Internal consistency reliability refers to how well the items that make up a test reflect the same construct. To put it another way, internal consistency reliability measures how much the items on a test are measuring the same thing. This type of reliability may be assessed by administering a single test on a single occasion. Internal consistency reliability is a more complex quantity to measure than multiple-occasions or parallel-forms reliability, and several different methods have been developed to evaluate it. However, all depend primarily on the inter-item correlation, i.e., the correlation of each item on the scale with each other item. If such correlations are high, that is interpreted as evidence that the items are measuring the same thing and the various statistics used to measure internal consistency reliability will all be high. If the inter-item correlations are low or inconsistent, the internal consistency reliability statistics will be low and this is interpreted as evidence that the items are not measuring the same thing.

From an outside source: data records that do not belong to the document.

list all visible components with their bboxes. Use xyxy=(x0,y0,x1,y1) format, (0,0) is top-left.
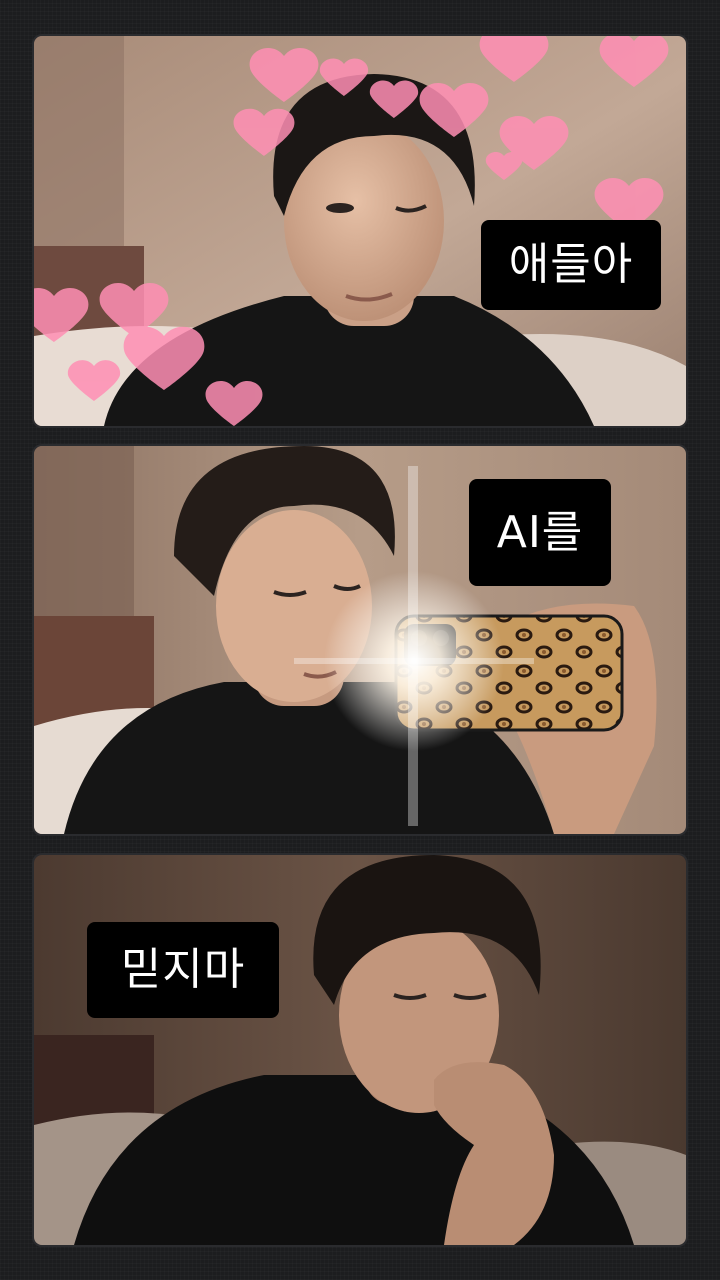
caption-label-2: AI를 xyxy=(469,479,611,586)
caption-label-1: 애들아 xyxy=(481,220,661,310)
caption-label-3: 믿지마 xyxy=(87,922,279,1018)
photo-panel-3 xyxy=(34,855,686,1245)
photo-thinking-pose xyxy=(34,855,686,1245)
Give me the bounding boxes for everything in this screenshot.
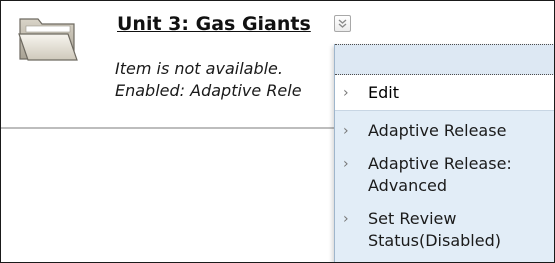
menu-item-adaptive-release-advanced[interactable]: › Adaptive Release: Advanced (335, 153, 554, 197)
context-menu: › Edit › Adaptive Release › Adaptive Rel… (334, 44, 554, 262)
divider (1, 127, 334, 129)
menu-item-label: Edit (368, 83, 399, 102)
availability-status: Item is not available. (115, 59, 283, 78)
content-item-frame: Unit 3: Gas Giants Item is not available… (0, 0, 555, 263)
menu-item-adaptive-release[interactable]: › Adaptive Release (335, 120, 554, 142)
menu-item-label: Set Review Status(Disabled) (368, 209, 501, 250)
menu-item-label: Adaptive Release: Advanced (368, 154, 512, 195)
menu-item-set-review-status[interactable]: › Set Review Status(Disabled) (335, 208, 554, 252)
chevron-right-icon: › (343, 85, 349, 101)
chevron-right-icon: › (343, 123, 349, 139)
adaptive-release-status: Enabled: Adaptive Rele (115, 81, 302, 100)
chevron-right-icon: › (343, 211, 349, 227)
double-chevron-down-icon[interactable] (334, 15, 351, 32)
menu-item-edit[interactable]: › Edit (335, 75, 554, 111)
menu-item-label: Adaptive Release (368, 121, 507, 140)
chevron-right-icon: › (343, 156, 349, 172)
folder-icon (16, 11, 80, 65)
item-title-link[interactable]: Unit 3: Gas Giants (117, 13, 311, 35)
context-menu-header (335, 44, 554, 75)
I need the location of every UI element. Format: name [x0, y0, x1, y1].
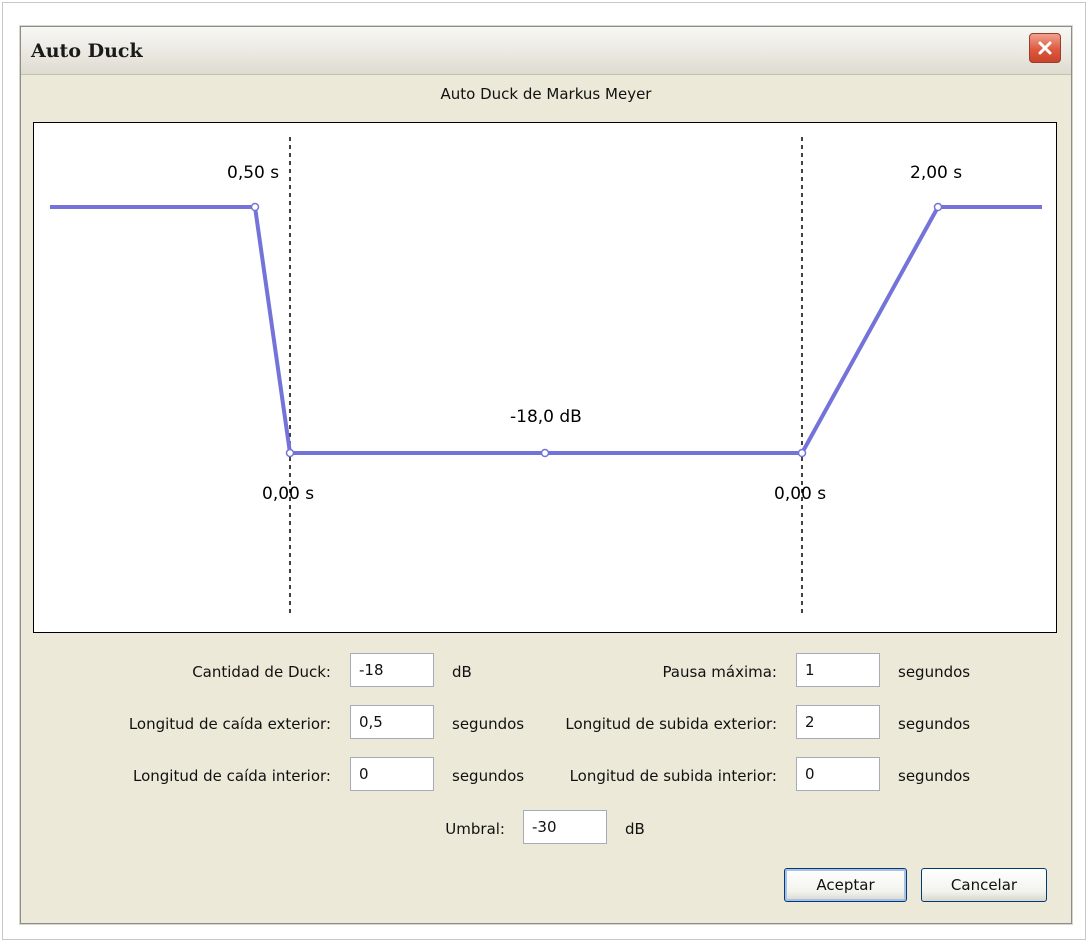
max-pause-field-label: Pausa máxima: — [662, 663, 777, 681]
close-button[interactable] — [1029, 33, 1061, 63]
duck-envelope-graph[interactable]: 0,50 s 2,00 s -18,0 dB 0,00 s 0,00 s — [33, 122, 1057, 633]
cancel-button[interactable]: Cancelar — [921, 868, 1047, 902]
duck-amount-handle[interactable] — [540, 448, 550, 458]
duck-amount-unit: dB — [452, 663, 472, 681]
outer-fade-down-field-label: Longitud de caída exterior: — [128, 715, 331, 733]
inner-fade-down-input[interactable] — [350, 757, 434, 791]
outer-fade-up-field-label: Longitud de subida exterior: — [565, 715, 777, 733]
outer-fade-down-input[interactable] — [350, 705, 434, 739]
duck-amount-input[interactable] — [350, 653, 434, 687]
outer-fade-down-unit: segundos — [452, 715, 525, 733]
inner-fade-up-input[interactable] — [796, 757, 880, 791]
plugin-credit: Auto Duck de Markus Meyer — [440, 85, 652, 103]
duck-amount-label: -18,0 dB — [510, 407, 582, 427]
envelope-svg — [50, 137, 1042, 615]
threshold-field-label: Umbral: — [445, 820, 505, 838]
outer-fade-up-label: 2,00 s — [910, 163, 963, 183]
max-pause-input[interactable] — [796, 653, 880, 687]
threshold-unit: dB — [625, 820, 645, 838]
outer-fade-up-handle[interactable] — [933, 202, 943, 212]
duck-amount-field-label: Cantidad de Duck: — [192, 663, 331, 681]
title-bar[interactable]: Auto Duck — [21, 27, 1071, 75]
outer-fade-down-label: 0,50 s — [227, 163, 280, 183]
auto-duck-dialog: Auto Duck Auto Duck de Markus Meyer 0,50… — [20, 26, 1072, 924]
threshold-input[interactable] — [523, 810, 607, 844]
window-title: Auto Duck — [31, 40, 143, 62]
outer-fade-up-unit: segundos — [898, 715, 971, 733]
inner-fade-down-label: 0,00 s — [262, 484, 315, 504]
outer-fade-up-input[interactable] — [796, 705, 880, 739]
ok-button[interactable]: Aceptar — [784, 868, 907, 902]
inner-fade-down-unit: segundos — [452, 767, 525, 785]
inner-fade-down-handle[interactable] — [285, 448, 295, 458]
inner-fade-down-field-label: Longitud de caída interior: — [132, 767, 331, 785]
inner-fade-up-field-label: Longitud de subida interior: — [569, 767, 777, 785]
outer-fade-down-handle[interactable] — [250, 202, 260, 212]
inner-fade-up-handle[interactable] — [797, 448, 807, 458]
max-pause-unit: segundos — [898, 663, 971, 681]
close-icon — [1037, 40, 1053, 56]
inner-fade-up-unit: segundos — [898, 767, 971, 785]
inner-fade-up-label: 0,00 s — [774, 484, 827, 504]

Two simple measures of internal consistency that are most useful for tests made up of multiple items covering the same topic, of similar difficulty, and that will be scored as a composite, are the average inter-item correlation andaverage item-total correlation. To calculate the average inter-item correlation, we find the correlation between each pair of items and take the average of all the correlations. To calculate the average item-total correlation, we create a total score by adding up scores on each individual item on the scale, then compute the correlation of each item with the total. The average item-total correlation is the average of those individual item-total correlations.